Miré la vaina con la cruz bordada.

—Noble regalo, señor —dije.

—Y gravoso, Derfel, pues no está exento de cargas. —Me tiró del brazo y continuamos paseando—. Me la dio con la condición de que hiciera siempre lo que él me ordenara, y le obedecí. Fui a Benoic y aprendí de Ban los deberes de un rey. Aprendí que un rey es igual que el más mísero de sus súbditos. Tal fue la lección de Ban.

—Pues el propio Ban no la aprendió —repliqué con amargura, pensando en que Ban había enriquecido Ynys Trebes sin darse de su propio pueblo.

—Algunos hombres —replicó con una sonrisa— tienen más facilidad para adquirir conocimiento que para ponerlo en práctica, Derfel. Ban era un sabio pero carecía de sentido práctico. Yo tengo que aprender las dos cosas.

—¿Para ser rey? —atrevime a preguntar, pues formular tal ambición iba contra todo lo que Arturo solía afirmar sobre su destino.

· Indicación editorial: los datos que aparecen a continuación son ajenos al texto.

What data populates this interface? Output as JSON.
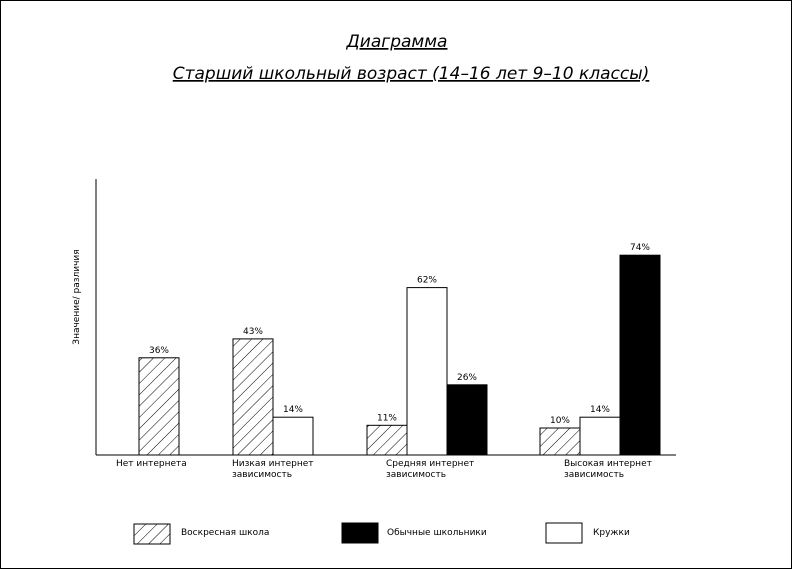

Sin embargo, no se tomó la osadía como ofensa.

—Para gobernar —dijo. Había vuelto a detenerse y miraba, por encima de los bultos oscuros de los hombres que dormían, hacía la piedra del centro del circulo; en aquel momento la losa parecía despedir un resplandor bajo la luz de la luna, aunque tal vez fuera producto de mi excitada imaginación—. Merlín me hizo pasar la noche desnudo, en pie sobre esa losa —prosiguió Arturo—, el viento traía lluvia y hacía frío. Él formulaba encantamientos mientras yo sujetaba la espada con el brazo estirado, sin moverme. El brazo me ardía, hasta que por fin se me durmió, pero ni entonces me permitió posar la espada. ¡Sujétala! —me decía—. íSujétala!, y allí permanecí, temblando, en tanto él invocaba a los muertos para que acudieran a contemplar la ofrenda que les hacia. Y acudieron, Derfel, columna tras columna, guerreros muertos de ojos vacíos y yelmos aherrumbrados que se levantaron de la tumba para presenciar la entrega de la espada. —Sacudió la cabeza como perturbado por los recuerdos—. Tal vez sólo me imaginara aquellas figuras corroídas por los gusanos. Era joven entonces, ¿comprendes?, y muy impresionable, y Merlín sabe imbuir las mentes jóvenes de miedo a los dioses. Sin embargo, una vez me hubo asustado con el tropel de testigos muertos, enseñóme a dirigir a los hombres, a buscar guerreros necesitados de un jefe y a luchar en combate. Me habló de mi destino, Derfel. —Volvió a enmudecer y su alargado rostro adquirió una expresión adusta a la luz de la luna. Después sonrió atribulado—. ¡Qué insensateces!

Pronunció las dos últimas palabras en voz tan baja que apenas las oí.

—¿Insensateces? —pregunté, incapaz de ocultar el deseo de recriminarlo.

—Tengo la misión de devolver Britania a los dioses —dijo Arturo burlándose de su deber, a juzgar por su tono de voz.

—Y lo haréis, señor —dije.

—Merlín no quería sino un brazo fuerte que blandiera una buena espada, pero ignoro lo que desean los dioses. Si quieren Britania, ¿para qué me necesitan a mi, o a Merlín? ¿Acaso los dioses necesitan a los hombres? ¿No seremos como perros ladrando para llamar la atención de unos amos que se niegan a escuchar?